Il eu fallu bien au contraire instaurer à la fois un pilotage global, dans l'esprit du Grand Paris de Christian Blanc et le maintien de responsabilités locales, pour éviter les phénomènes de "zoning" dénoncés par les architectes du Grand Paris lors de leur analyse de l'état de l'agglomération à l'origine.

08/05/2013

Réduction de la dépense publique : François Hollande au pied du mur

Les montées du chômage et des salaires sont parallèles en France, contrairement aux autres pays européens. La diminution du nombre de demandeurs d'emploi n'interviendra pas sans une forte révision à la baisse des coûts salariaux. La fonction publique, préservée du risque, doit donner l'exemple : le poids énorme que son financement fait peser sur l'économie doit être allégé rapidement.

 

Elle représente le premier poste de dépense de l'État et des collectivités. Réduire seulement les dépenses d'intervention, essentiellement sociales, ne suffira pas et serait très inégalitaire : il faut d'urgence relancer le mouvement de diminution du nombre de fonctionnaires.

Malheureusement pour le Président de la République, c'est le coeur de son électorat qui sera touché, s'il met en œuvre cette politique courageuse et indispensable. Tout a été tenté depuis un an pour éviter d'en arriver là. Mais les annonces de 10 milliards d'économies en 2012, auxquels sont venus s'ajouter 20 milliards en 2013, ne correspondent malheureusement en rien à une diminution de la dépense publique en valeur absolue, tout au plus au maintien de sa croissance en dessous de l'inflation.

Quel contraste avec des pays comme le Canada, qui, en difficulté lui aussi, a été capable de réduire ses dépenses publiques de 20 % sur 3 ans. Les Canadiens ont érigé alors la chasse à la "paperasserie" en cause nationale, créant un ministère ad hoc et réformant dans le même temps le statut des fonctionnaires pour plus de souplesse, facilitant les départs volontaires et les reclassements.
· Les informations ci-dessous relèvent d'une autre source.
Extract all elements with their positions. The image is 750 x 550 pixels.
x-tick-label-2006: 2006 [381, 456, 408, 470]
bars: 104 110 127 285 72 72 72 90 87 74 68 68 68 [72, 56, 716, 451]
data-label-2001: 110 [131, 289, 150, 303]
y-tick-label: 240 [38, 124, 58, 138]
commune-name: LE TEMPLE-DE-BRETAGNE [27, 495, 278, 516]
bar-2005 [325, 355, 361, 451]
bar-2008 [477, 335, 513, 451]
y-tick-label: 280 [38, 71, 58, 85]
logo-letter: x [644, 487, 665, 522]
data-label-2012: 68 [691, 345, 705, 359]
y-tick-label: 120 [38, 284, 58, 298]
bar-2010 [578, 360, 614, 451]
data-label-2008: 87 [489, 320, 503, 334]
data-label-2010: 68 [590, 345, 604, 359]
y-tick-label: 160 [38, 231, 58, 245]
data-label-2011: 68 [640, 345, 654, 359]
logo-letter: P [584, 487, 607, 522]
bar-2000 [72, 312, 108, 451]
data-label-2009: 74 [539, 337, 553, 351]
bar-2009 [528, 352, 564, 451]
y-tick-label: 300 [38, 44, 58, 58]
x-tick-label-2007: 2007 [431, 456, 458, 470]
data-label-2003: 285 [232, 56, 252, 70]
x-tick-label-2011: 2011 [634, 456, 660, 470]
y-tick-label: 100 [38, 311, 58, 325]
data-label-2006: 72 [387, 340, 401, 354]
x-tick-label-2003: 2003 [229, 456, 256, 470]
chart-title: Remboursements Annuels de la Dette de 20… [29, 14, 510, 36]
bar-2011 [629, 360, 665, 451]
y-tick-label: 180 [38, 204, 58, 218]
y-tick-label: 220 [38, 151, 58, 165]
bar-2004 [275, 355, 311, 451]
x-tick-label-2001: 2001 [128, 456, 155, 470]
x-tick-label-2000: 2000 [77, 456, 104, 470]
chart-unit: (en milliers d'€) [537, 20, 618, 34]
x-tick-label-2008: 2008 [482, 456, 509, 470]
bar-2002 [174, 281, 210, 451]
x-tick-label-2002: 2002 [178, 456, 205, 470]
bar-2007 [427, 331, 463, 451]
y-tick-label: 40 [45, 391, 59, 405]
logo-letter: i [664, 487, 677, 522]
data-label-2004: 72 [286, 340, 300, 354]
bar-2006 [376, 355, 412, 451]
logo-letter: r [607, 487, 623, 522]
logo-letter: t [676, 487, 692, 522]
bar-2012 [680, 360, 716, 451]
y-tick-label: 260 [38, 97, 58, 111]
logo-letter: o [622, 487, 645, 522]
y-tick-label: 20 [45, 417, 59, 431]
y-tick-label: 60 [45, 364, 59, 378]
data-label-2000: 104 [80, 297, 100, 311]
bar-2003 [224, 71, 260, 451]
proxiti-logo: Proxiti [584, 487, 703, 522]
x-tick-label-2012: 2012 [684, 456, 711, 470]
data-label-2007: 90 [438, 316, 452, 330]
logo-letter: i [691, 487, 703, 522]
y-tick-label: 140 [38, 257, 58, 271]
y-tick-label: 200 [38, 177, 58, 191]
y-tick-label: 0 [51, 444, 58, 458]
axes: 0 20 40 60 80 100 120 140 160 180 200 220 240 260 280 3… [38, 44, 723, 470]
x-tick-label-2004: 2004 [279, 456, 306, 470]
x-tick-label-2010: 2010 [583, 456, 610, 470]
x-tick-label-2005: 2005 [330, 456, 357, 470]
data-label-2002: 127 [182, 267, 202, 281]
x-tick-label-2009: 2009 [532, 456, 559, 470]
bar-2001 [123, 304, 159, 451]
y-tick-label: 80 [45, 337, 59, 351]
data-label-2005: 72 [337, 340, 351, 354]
Dans notre pays, le non-remplacement d'un fonctionnaire sur deux partant à la retraite avait déclenché un tollé, et le gouvernement actuel s'est empressé de revenir sur ce principe. Quant à faire rentrer les fonctionnaires dans un contrat de travail de droit commun, inutile de rêver. Le temps presse pourtant. Il va falloir trouver 40 milliards supplémentaires en 2014 pour atteindre les fameux 3 % de déficit que nos partenaires européens nous réclament. Une partie peut être trouvée par la réduction des déficits sociaux (allocations familiales, retraites, sécurité sociale), mais l'optimisation des dépenses de personnels doit suivre également.
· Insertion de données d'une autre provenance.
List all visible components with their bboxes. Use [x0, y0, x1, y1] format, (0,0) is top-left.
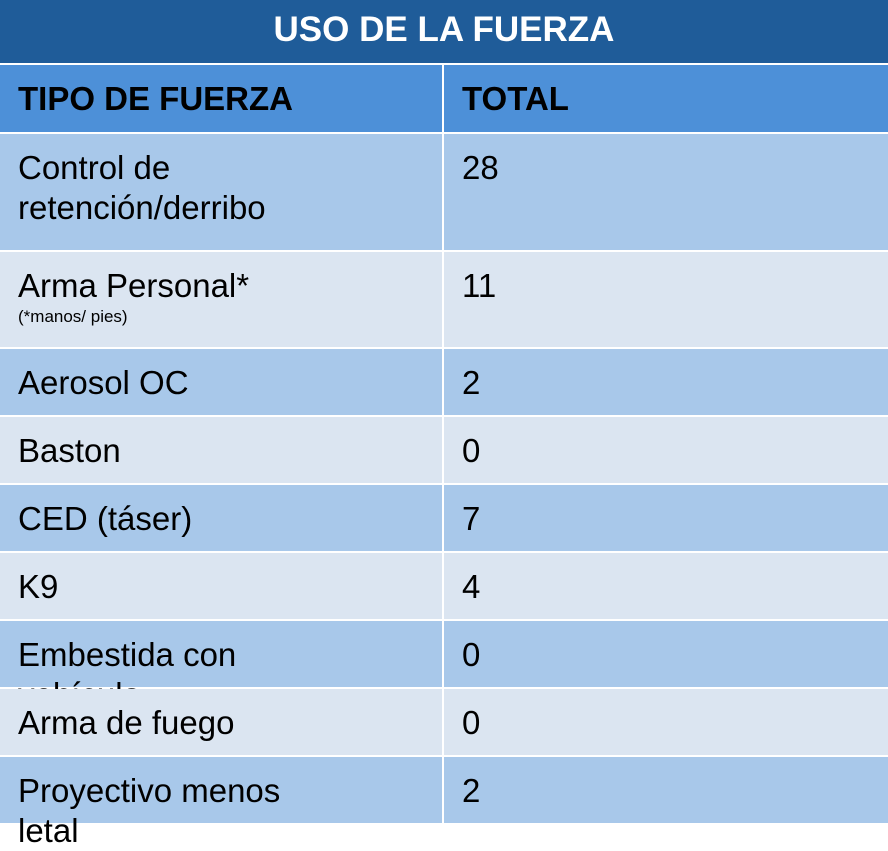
type-text: Aerosol OC	[18, 364, 189, 401]
total-cell: 2	[444, 349, 888, 415]
total-cell: 0	[444, 621, 888, 687]
total-cell: 0	[444, 417, 888, 483]
type-cell: Proyectivo menos letal	[0, 757, 442, 849]
type-text: Baston	[18, 432, 121, 469]
type-cell: Embestida con vehículo	[0, 621, 442, 713]
type-cell: CED (táser)	[0, 485, 442, 551]
total-cell: 11	[444, 252, 888, 347]
header-cell: TOTAL	[444, 65, 888, 132]
total-cell: 28	[444, 134, 888, 250]
total-cell: 2	[444, 757, 888, 823]
type-cell: Aerosol OC	[0, 349, 442, 415]
type-cell: K9	[0, 553, 442, 619]
type-note: (*manos/ pies)	[18, 307, 128, 326]
total-cell: 4	[444, 553, 888, 619]
type-text: Arma Personal*	[18, 267, 250, 304]
type-text: Arma de fuego	[18, 704, 235, 741]
table-title: USO DE LA FUERZA	[0, 0, 888, 63]
type-cell: Control de retención/derribo	[0, 134, 442, 250]
header-cell: TIPO DE FUERZA	[0, 65, 442, 132]
type-text: K9	[18, 568, 59, 605]
type-cell: Baston	[0, 417, 442, 483]
type-cell: Arma Personal* (*manos/ pies)	[0, 252, 442, 347]
total-cell: 7	[444, 485, 888, 551]
type-text: Proyectivo menos letal	[18, 772, 281, 849]
total-cell: 0	[444, 689, 888, 755]
type-text: Control de retención/derribo	[18, 149, 266, 226]
type-text: CED (táser)	[18, 500, 193, 537]
type-cell: Arma de fuego	[0, 689, 442, 755]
Dans ce domaine, de nombreuses questions restent ouvertes, tout d'abord dans les administrations d'État concernant le maintien, à l'heure du numérique, de certains services de proximité inutiles en milieu rural, pour des raisons essentiellement politiques (bureaux de poste, perceptions, écoles à classes uniques, centres hospitaliers désuets), mais également dans les collectivités locales, où la titularisation massive de fonctionnaires territoriaux au cours de ces dernières années sans souci d'optimisation engage lourdement les finances.
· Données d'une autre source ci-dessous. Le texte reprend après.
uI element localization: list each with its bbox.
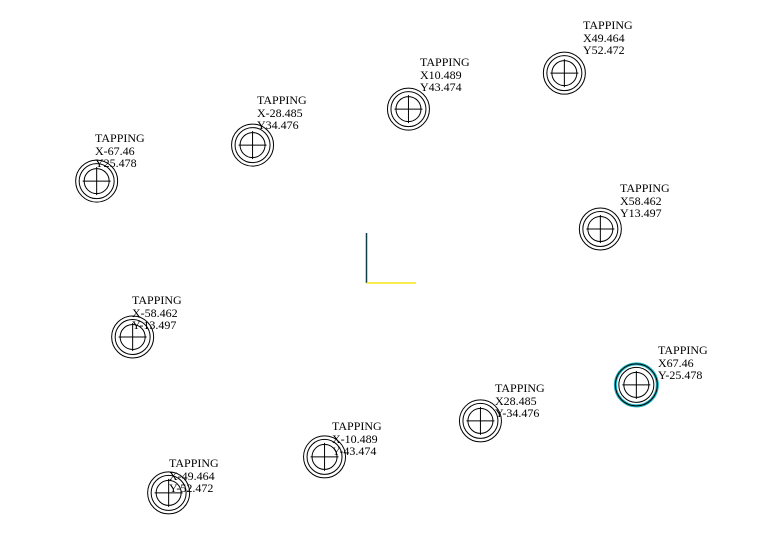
hole-outer-circle: [458, 399, 502, 443]
hole-middle-circle: [618, 366, 655, 403]
tapping-hole-symbol[interactable]: [542, 51, 586, 95]
tapping-hole-symbol[interactable]: [111, 315, 155, 359]
y-coordinate-text: Y-43.474: [332, 444, 377, 458]
hole-middle-circle: [150, 474, 187, 511]
x-coordinate-text: X10.489: [420, 67, 462, 82]
hole-label: TAPPING X49.464 Y52.472: [583, 19, 633, 57]
x-coordinate-text: X-58.462: [132, 305, 178, 320]
hole-label: TAPPING X-67.46 Y25.478: [95, 132, 145, 170]
x-coordinate-text: X-28.485: [257, 105, 303, 120]
hole-middle-circle: [546, 55, 583, 92]
origin-axes: [365, 233, 416, 284]
operation-text: TAPPING: [95, 131, 145, 145]
holes-layer: [75, 51, 659, 515]
y-coordinate-text: Y52.472: [583, 43, 625, 57]
tapping-hole-symbol[interactable]: [578, 207, 622, 251]
hole-outer-circle: [147, 471, 191, 515]
hole-outer-circle: [75, 159, 119, 203]
y-coordinate-text: Y25.478: [95, 156, 137, 170]
hole-middle-circle: [114, 318, 151, 355]
x-coordinate-text: X58.462: [620, 193, 662, 208]
operation-text: TAPPING: [583, 18, 633, 32]
hole-outer-circle: [111, 315, 155, 359]
operation-text: TAPPING: [420, 55, 470, 69]
tapping-hole-symbol[interactable]: [613, 362, 659, 408]
hole-middle-circle: [234, 127, 271, 164]
x-coordinate-text: X-67.46: [95, 143, 135, 158]
operation-text: TAPPING: [169, 456, 219, 470]
hole-outer-circle: [231, 123, 275, 167]
x-coordinate-text: X49.464: [583, 30, 625, 45]
x-coordinate-text: X-10.489: [332, 431, 378, 446]
tapping-hole-symbol[interactable]: [231, 123, 275, 167]
hole-label: TAPPING X-49.464 Y-52.472: [169, 457, 219, 495]
operation-text: TAPPING: [658, 343, 708, 357]
hole-outer-circle: [386, 87, 430, 131]
tapping-hole-symbol[interactable]: [386, 87, 430, 131]
x-coordinate-text: X28.485: [495, 393, 537, 408]
y-coordinate-text: Y-25.478: [658, 368, 703, 382]
y-coordinate-text: Y13.497: [620, 206, 662, 220]
hole-middle-circle: [78, 163, 115, 200]
hole-label: TAPPING X-58.462 Y-13.497: [132, 294, 182, 332]
tapping-hole-symbol[interactable]: [303, 435, 347, 479]
hole-outer-circle: [542, 51, 586, 95]
tapping-hole-symbol[interactable]: [458, 399, 502, 443]
y-coordinate-text: Y-52.472: [169, 481, 214, 495]
hole-outer-circle: [578, 207, 622, 251]
operation-text: TAPPING: [620, 181, 670, 195]
y-coordinate-text: Y-34.476: [495, 406, 540, 420]
hole-middle-circle: [462, 402, 499, 439]
hole-label: TAPPING X-28.485 Y34.476: [257, 94, 307, 132]
operation-text: TAPPING: [495, 381, 545, 395]
hole-outer-circle: [614, 363, 658, 407]
hole-label: TAPPING X28.485 Y-34.476: [495, 382, 545, 420]
x-coordinate-text: X67.46: [658, 355, 694, 370]
y-coordinate-text: Y43.474: [420, 80, 462, 94]
hole-label: TAPPING X10.489 Y43.474: [420, 56, 470, 94]
hole-label: TAPPING X67.46 Y-25.478: [658, 344, 708, 382]
x-coordinate-text: X-49.464: [169, 468, 215, 483]
hole-outer-circle: [303, 435, 347, 479]
hole-middle-circle: [582, 211, 619, 248]
hole-label: TAPPING X58.462 Y13.497: [620, 182, 670, 220]
hole-middle-circle: [390, 91, 427, 128]
hole-label: TAPPING X-10.489 Y-43.474: [332, 420, 382, 458]
operation-text: TAPPING: [132, 293, 182, 307]
hole-middle-circle: [306, 438, 343, 475]
operation-text: TAPPING: [257, 93, 307, 107]
operation-text: TAPPING: [332, 419, 382, 433]
y-coordinate-text: Y34.476: [257, 118, 299, 132]
tapping-hole-symbol[interactable]: [75, 159, 119, 203]
y-coordinate-text: Y-13.497: [132, 318, 177, 332]
tapping-hole-symbol[interactable]: [147, 471, 191, 515]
Pour tout cela, il n'est pas trop tard, mais c'est tout juste. Tout scénario d'évitement dans l'attente d'une croissance européenne retrouvée qui permettrait de s'exonérer des réformes structurelles douloureuses serait hasardeux : nos partenaires européens qui ont fait le plus dur chez eux exigeront avec raison notre exemplarité et la confiance des marchés ne sera totale que lorsque notre économie sera allégée en partie de ce lourd poids qui lui pèse. Mieux vaut donc réformer maintenant plutôt que de subir bien plus violemment dans quelques temps comme certains de nos voisins du sud qui se sont retrouvés au pied du mur.